И нарком приехал – заместитель наркома финансов Пятаков [315] , и долго объяснял разъяренной старой ткачихе, в чем суть реформы. Ткачиха выступила на митинге еще раз.
– Ну, вот, теперь я поняла все, а ты – дурак – ничего объяснить не можешь.
315
Пятаков Георгий Леонидович (1890–1937) – партийный и государственный деятель, чл. РСДРП(б) с 1910, в 1917–1918 комиссар Народного банка, с 1920 руководил восстановлением Донбасса, был зам. пред. Госплана РСФСР. С 1923 – зам. пред. ВСНХ, с 1928 – зам. пред, с 1929 – пред. Правления Госбанка СССР. С 1930 – член Президиума ВСНХ. С 1932 – зам., в 1934–1936 первый зам. наркома тяжелой промышленности СССР Г. К. Орджоникидзе. Член ЦК 1923–1927, 1930–1936. Член ВЦИК, ЦИК СССР. Необоснованно репрессирован.
И секретарь ячейки слушал и молчал.
Эти споры велись буквально обо всем: и о том, будут ли духи при коммунизме – фабрика Брокара стояла с революции, и работники не были уверены, что ее пустят. И о том, существует ли общность жен в фаланге Фурье, и о воспитании детей. Обсуждали не формы брака, обсуждался сам брак, сама семья – нужна ли она. Или детей должно воспитывать государство и только государство. Нужны ли адвокаты при новом праве. Нужна ли литература, поэзия, живопись, скульптура… И если нужны, то в какой форме, не в форме же старой.
И Штеренберг [316] , и Шагал [317] , и Малевич [318] , и Кандинский [319] создавали новые формы, предъявляли новые свои искания на суд нового времени.
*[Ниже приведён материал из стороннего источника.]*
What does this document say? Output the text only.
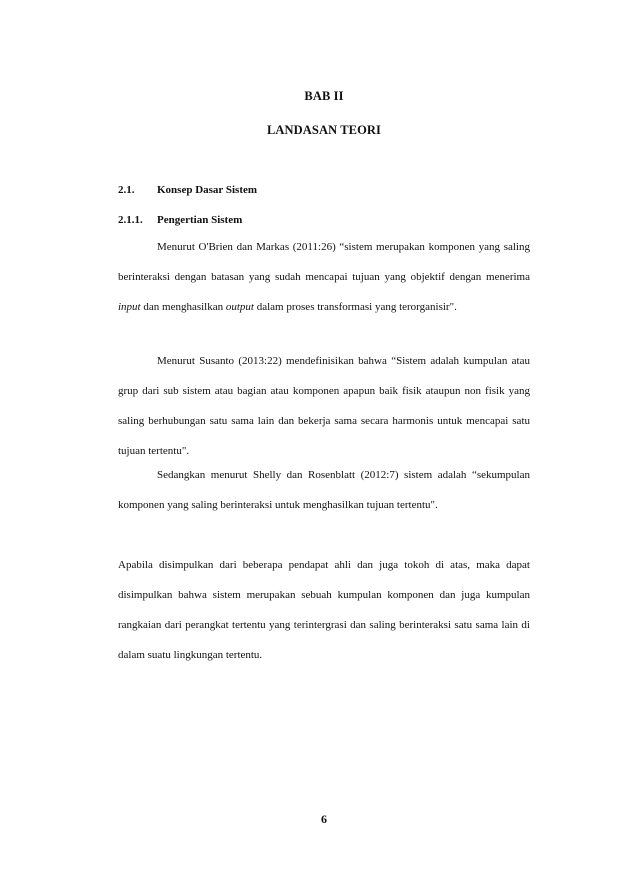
BAB II
LANDASAN TEORI
2.1. Konsep Dasar Sistem
2.1.1. Pengertian Sistem

Menurut O'Brien dan Markas (2011:26) “sistem merupakan komponen yang saling berinteraksi dengan batasan yang sudah mencapai tujuan yang objektif dengan menerima input dan menghasilkan output dalam proses transformasi yang terorganisir".

Menurut Susanto (2013:22) mendefinisikan bahwa “Sistem adalah kumpulan atau grup dari sub sistem atau bagian atau komponen apapun baik fisik ataupun non fisik yang saling berhubungan satu sama lain dan bekerja sama secara harmonis untuk mencapai satu tujuan tertentu".

Sedangkan menurut Shelly dan Rosenblatt (2012:7) sistem adalah “sekumpulan komponen yang saling berinteraksi untuk menghasilkan tujuan tertentu".

Apabila disimpulkan dari beberapa pendapat ahli dan juga tokoh di atas, maka dapat disimpulkan bahwa sistem merupakan sebuah kumpulan komponen dan juga kumpulan rangkaian dari perangkat tertentu yang terintergrasi dan saling berinteraksi satu sama lain di dalam suatu lingkungan tertentu.

6
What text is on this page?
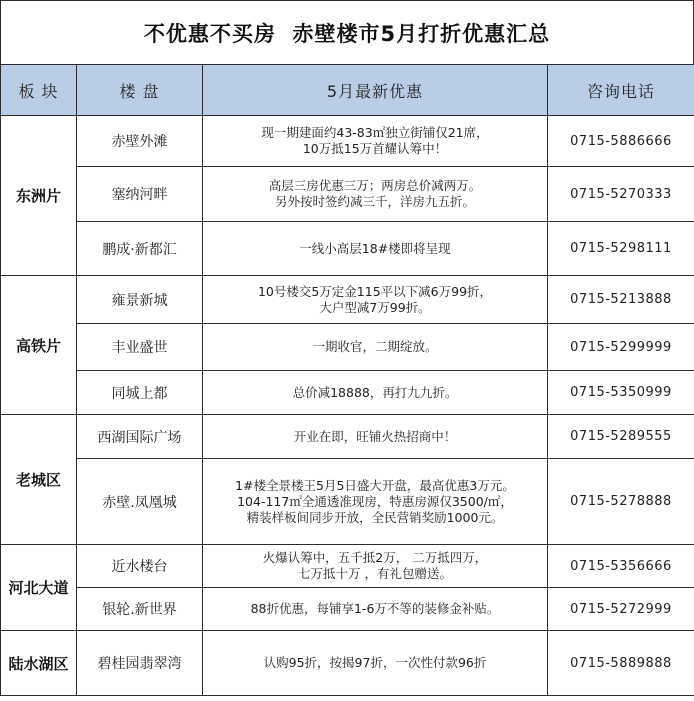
不优惠不买房  赤壁楼市5月打折优惠汇总
板 块	楼 盘	5月最新优惠	咨询电话
东洲片	赤壁外滩	现一期建面约43-83㎡独立街铺仅21席，
10万抵15万首耀认筹中！	0715-5886666
	塞纳河畔	高层三房优惠三万；两房总价减两万。
另外按时签约减三千，洋房九五折。	0715-5270333
	鹏成·新都汇	一线小高层18#楼即将呈现	0715-5298111
高铁片	雍景新城	10号楼交5万定金115平以下减6万99折，
大户型减7万99折。	0715-5213888
	丰业盛世	一期收官，二期绽放。	0715-5299999
	同城上都	总价减18888，再打九九折。	0715-5350999
老城区	西湖国际广场	开业在即，旺铺火热招商中！	0715-5289555
	赤壁.凤凰城	1#楼全景楼王5月5日盛大开盘，最高优惠3万元。
104-117㎡全通透准现房，特惠房源仅3500/㎡，
精装样板间同步开放，全民营销奖励1000元。	0715-5278888
河北大道	近水楼台	火爆认筹中，五千抵2万， 二万抵四万，
七万抵十万 ，有礼包赠送。	0715-5356666
	银轮.新世界	88折优惠，每铺享1-6万不等的装修金补贴。	0715-5272999
陆水湖区	碧桂园翡翠湾	认购95折，按揭97折，一次性付款96折	0715-5889888
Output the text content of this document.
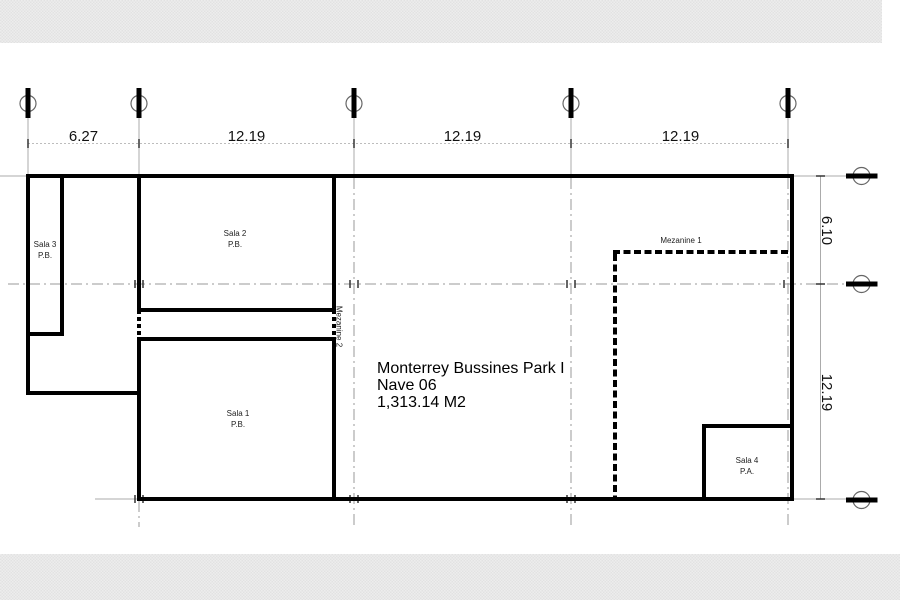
6.27	12.19	12.19	12.19
6.10
12.19
Sala 3
P.B.
Sala 2
P.B.
Sala 1
P.B.
Sala 4
P.A.
Mezanine 1
Mezanine 2
Monterrey Bussines Park I
Nave 06
1,313.14 M2
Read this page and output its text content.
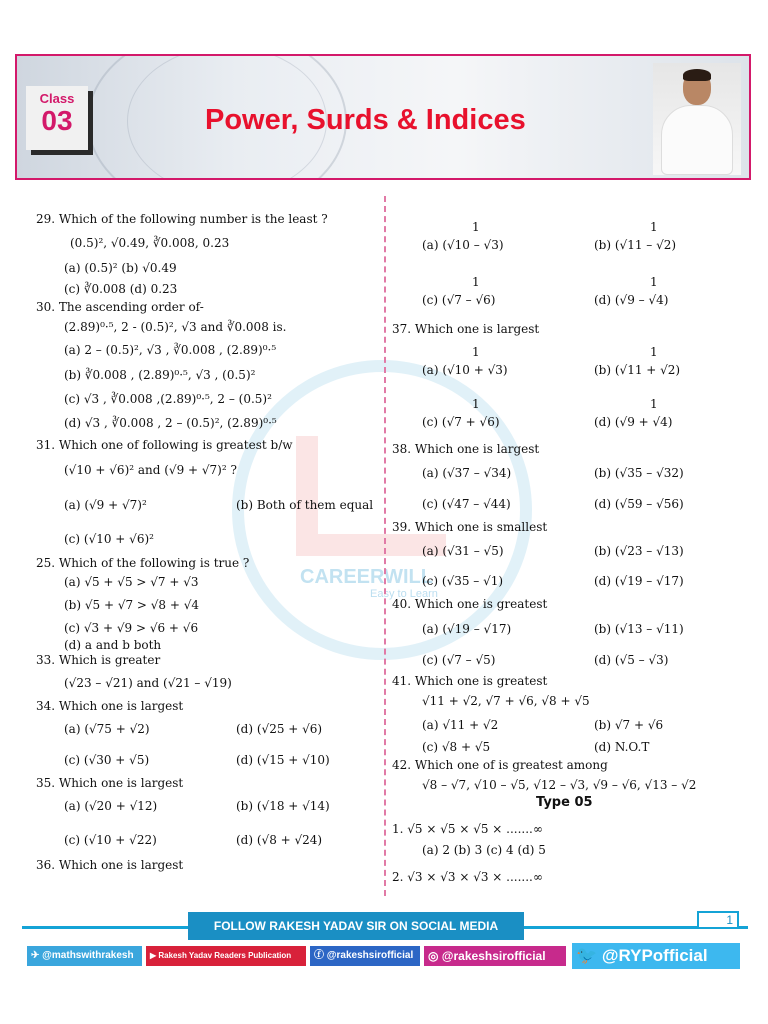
Class
03	Power, Surds & Indices
CAREERWILL
Easy to Learn
29. Which of the following number is the least ?
(0.5)², √0.49, ∛0.008, 0.23
(a) (0.5)² (b) √0.49
(c) ∛0.008 (d) 0.23
30. The ascending order of-
(2.89)⁰·⁵, 2 - (0.5)², √3 and ∛0.008 is.
(a) 2 – (0.5)², √3 , ∛0.008 , (2.89)⁰·⁵
(b) ∛0.008 , (2.89)⁰·⁵, √3 , (0.5)²
(c) √3 , ∛0.008 ,(2.89)⁰·⁵, 2 – (0.5)²
(d) √3 , ∛0.008 , 2 – (0.5)², (2.89)⁰·⁵
31. Which one of following is greatest b/w
(√10 + √6)² and (√9 + √7)² ?
(a) (√9 + √7)²	(b) Both of them equal
(c) (√10 + √6)²
25. Which of the following is true ?
(a) √5 + √5 > √7 + √3
(b) √5 + √7 > √8 + √4
(c) √3 + √9 > √6 + √6
(d) a and b both
33. Which is greater
(√23 – √21) and (√21 – √19)
34. Which one is largest
(a) (√75 + √2)	(d) (√25 + √6)
(c) (√30 + √5)	(d) (√15 + √10)
35. Which one is largest
(a) (√20 + √12)	(b) (√18 + √14)
(c) (√10 + √22)	(d) (√8 + √24)
36. Which one is largest
1	1
(a) (√10 – √3)	(b) (√11 – √2)
1	1
(c) (√7 – √6)	(d) (√9 – √4)
37. Which one is largest
1	1
(a) (√10 + √3)	(b) (√11 + √2)
1	1
(c) (√7 + √6)	(d) (√9 + √4)
38. Which one is largest
(a) (√37 – √34)	(b) (√35 – √32)
(c) (√47 – √44)	(d) (√59 – √56)
39. Which one is smallest
(a) (√31 – √5)	(b) (√23 – √13)
(c) (√35 – √1)	(d) (√19 – √17)
40. Which one is greatest
(a) (√19 – √17)	(b) (√13 – √11)
(c) (√7 – √5)	(d) (√5 – √3)
41. Which one is greatest
√11 + √2, √7 + √6, √8 + √5
(a) √11 + √2	(b) √7 + √6
(c) √8 + √5	(d) N.O.T
42. Which one of is greatest among
√8 – √7, √10 – √5, √12 – √3, √9 – √6, √13 – √2
1. √5 × √5 × √5 × .......∞
(a) 2 (b) 3 (c) 4 (d) 5
2. √3 × √3 × √3 × .......∞
Type 05
FOLLOW RAKESH YADAV SIR ON SOCIAL MEDIA	1
✈ @mathswithrakesh	▶ Rakesh Yadav Readers Publication	ⓕ @rakeshsirofficial	◎ @rakeshsirofficial	🐦 @RYPofficial
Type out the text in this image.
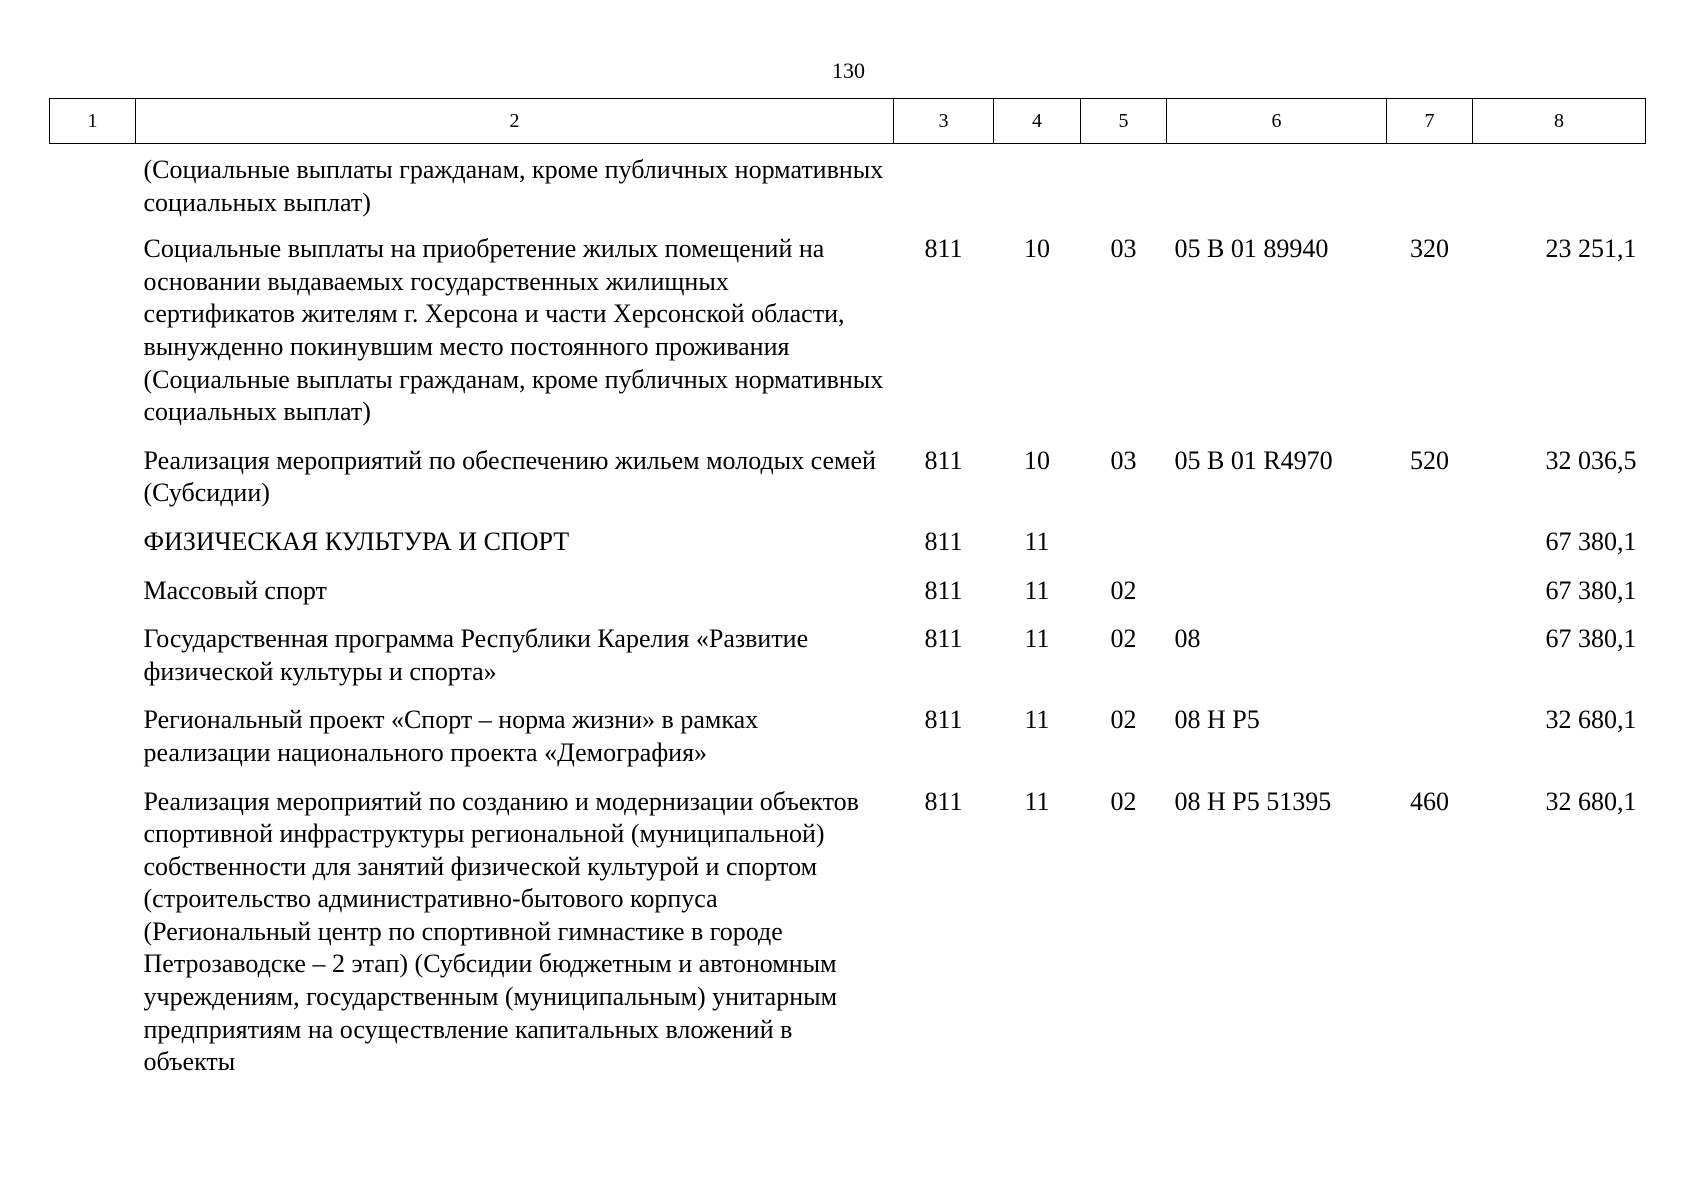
130
1	2	3	4	5	6	7	8
	(Социальные выплаты гражданам, кроме публичных нормативных социальных выплат)						
	Социальные выплаты на приобретение жилых помещений на основании выдаваемых государственных жилищных сертификатов жителям г. Херсона и части Херсонской области, вынужденно покинувшим место постоянного проживания (Социальные выплаты гражданам, кроме публичных нормативных социальных выплат)	811	10	03	05 В 01 89940	320	23 251,1
	Реализация мероприятий по обеспечению жильем молодых семей (Субсидии)	811	10	03	05 В 01 R4970	520	32 036,5
	ФИЗИЧЕСКАЯ КУЛЬТУРА И СПОРТ	811	11				67 380,1
	Массовый спорт	811	11	02			67 380,1
	Государственная программа Республики Карелия «Развитие физической культуры и спорта»	811	11	02	08		67 380,1
	Региональный проект «Спорт – норма жизни» в рамках реализации национального проекта «Демография»	811	11	02	08 Н Р5		32 680,1
	Реализация мероприятий по созданию и модернизации объектов спортивной инфраструктуры региональной (муниципальной) собственности для занятий физической культурой и спортом (строительство административно-бытового корпуса (Региональный центр по спортивной гимнастике в городе Петрозаводске – 2 этап) (Субсидии бюджетным и автономным учреждениям, государственным (муниципальным) унитарным предприятиям на осуществление капитальных вложений в объекты	811	11	02	08 Н Р5 51395	460	32 680,1
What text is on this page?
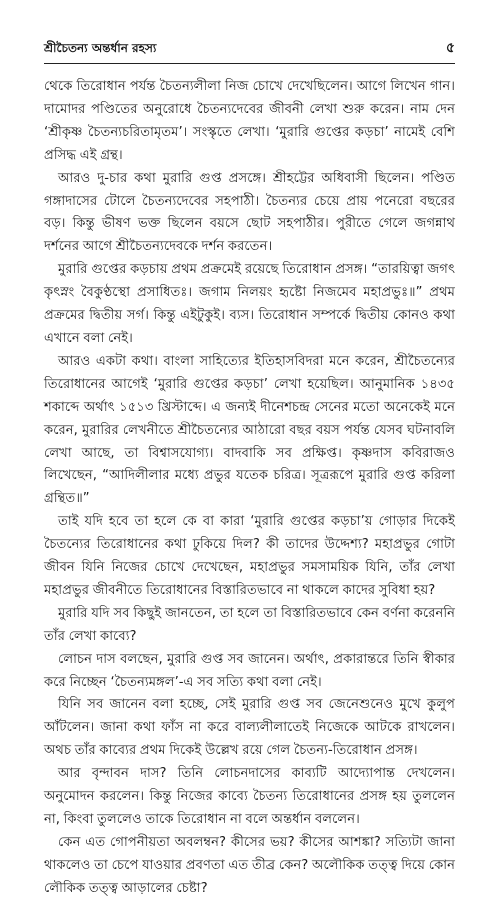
শ্রীচৈতন্য অন্তর্ধান রহস্য	৫

থেকে তিরোধান পর্যন্ত চৈতন্যলীলা নিজ চোখে দেখেছিলেন। আগে লিখেন গান। দামোদর পণ্ডিতের অনুরোধে চৈতন্যদেবের জীবনী লেখা শুরু করেন। নাম দেন ‘শ্রীকৃষ্ণ চৈতন্যচরিতামৃতম’। সংস্কৃতে লেখা। ‘মুরারি গুপ্তের কড়চা’ নামেই বেশি প্রসিদ্ধ এই গ্রন্থ।

আরও দু-চার কথা মুরারি গুপ্ত প্রসঙ্গে। শ্রীহট্টের অধিবাসী ছিলেন। পণ্ডিত গঙ্গাদাসের টোলে চৈতন্যদেবের সহপাঠী। চৈতন্যর চেয়ে প্রায় পনেরো বছরের বড়। কিন্তু ভীষণ ভক্ত ছিলেন বয়সে ছোট সহপাঠীর। পুরীতে গেলে জগন্নাথ দর্শনের আগে শ্রীচৈতন্যদেবকে দর্শন করতেন।

মুরারি গুপ্তের কড়চায় প্রথম প্রক্রমেই রয়েছে তিরোধান প্রসঙ্গ। “তারয়িত্বা জগৎ কৃৎস্নং বৈকুণ্ঠস্থো প্রসাধিতঃ। জগাম নিলয়ং হৃষ্টো নিজমেব মহাপ্রভুঃ॥” প্রথম প্রক্রমের দ্বিতীয় সর্গ। কিন্তু এইটুকুই। ব্যস। তিরোধান সম্পর্কে দ্বিতীয় কোনও কথা এখানে বলা নেই।

আরও একটা কথা। বাংলা সাহিত্যের ইতিহাসবিদরা মনে করেন, শ্রীচৈতন্যের তিরোধানের আগেই ‘মুরারি গুপ্তের কড়চা’ লেখা হয়েছিল। আনুমানিক ১৪৩৫ শকাব্দে অর্থাৎ ১৫১৩ খ্রিস্টাব্দে। এ জন্যই দীনেশচন্দ্র সেনের মতো অনেকেই মনে করেন, মুরারির লেখনীতে শ্রীচৈতন্যের আঠারো বছর বয়স পর্যন্ত যেসব ঘটনাবলি লেখা আছে, তা বিশ্বাসযোগ্য। বাদবাকি সব প্রক্ষিপ্ত। কৃষ্ণদাস কবিরাজও লিখেছেন, “আদিলীলার মধ্যে প্রভুর যতেক চরিত্র। সূত্ররূপে মুরারি গুপ্ত করিলা গ্রন্থিত॥”

তাই যদি হবে তা হলে কে বা কারা ‘মুরারি গুপ্তের কড়চা’য় গোড়ার দিকেই চৈতন্যের তিরোধানের কথা ঢুকিয়ে দিল? কী তাদের উদ্দেশ্য? মহাপ্রভুর গোটা জীবন যিনি নিজের চোখে দেখেছেন, মহাপ্রভুর সমসাময়িক যিনি, তাঁর লেখা মহাপ্রভুর জীবনীতে তিরোধানের বিস্তারিতভাবে না থাকলে কাদের সুবিধা হয়?

মুরারি যদি সব কিছুই জানতেন, তা হলে তা বিস্তারিতভাবে কেন বর্ণনা করেননি তাঁর লেখা কাব্যে?

লোচন দাস বলছেন, মুরারি গুপ্ত সব জানেন। অর্থাৎ, প্রকারান্তরে তিনি স্বীকার করে নিচ্ছেন ‘চৈতন্যমঙ্গল’-এ সব সত্যি কথা বলা নেই।

যিনি সব জানেন বলা হচ্ছে, সেই মুরারি গুপ্ত সব জেনেশুনেও মুখে কুলুপ আঁটলেন। জানা কথা ফাঁস না করে বাল্যলীলাতেই নিজেকে আটকে রাখলেন। অথচ তাঁর কাব্যের প্রথম দিকেই উল্লেখ রয়ে গেল চৈতন্য-তিরোধান প্রসঙ্গ।

আর বৃন্দাবন দাস? তিনি লোচনদাসের কাব্যটি আদ্যোপান্ত দেখলেন। অনুমোদন করলেন। কিন্তু নিজের কাব্যে চৈতন্য তিরোধানের প্রসঙ্গ হয় তুললেন না, কিংবা তুললেও তাকে তিরোধান না বলে অন্তর্ধান বললেন।

কেন এত গোপনীয়তা অবলম্বন? কীসের ভয়? কীসের আশঙ্কা? সত্যিটা জানা থাকলেও তা চেপে যাওয়ার প্রবণতা এত তীব্র কেন? অলৌকিক তত্ত্ব দিয়ে কোন লৌকিক তত্ত্ব আড়ালের চেষ্টা?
Спорили в университете. Но еще больше спорили в общежитиях – иногда до утра. В общежитиях медиков спорили меньше, много спорили математики. И особенно оба гуманитарных факультета – советского права и этнологический, – куда входили литературное и историческое отделения.
316
Штеренберг Давид Петрович (1881–1948) – живописец и график.
317
Шагал Марк (1887–1985) – живописец и график, с 1922 – за рубежом. Его иррациональные произведения отмечаются тонкой красочностью и выразительным рисунком.
318
Малевич Казимир Северинович (1878–1935) – художник, основоположник супрематизма, в нач. 20-х годов примкнул к «промышленному искусству».
319
Кандинский Василий Васильевич (1886–1944) – живописец и график, один из основоположников абстрактного искусства, с 1931 – жил заграницей.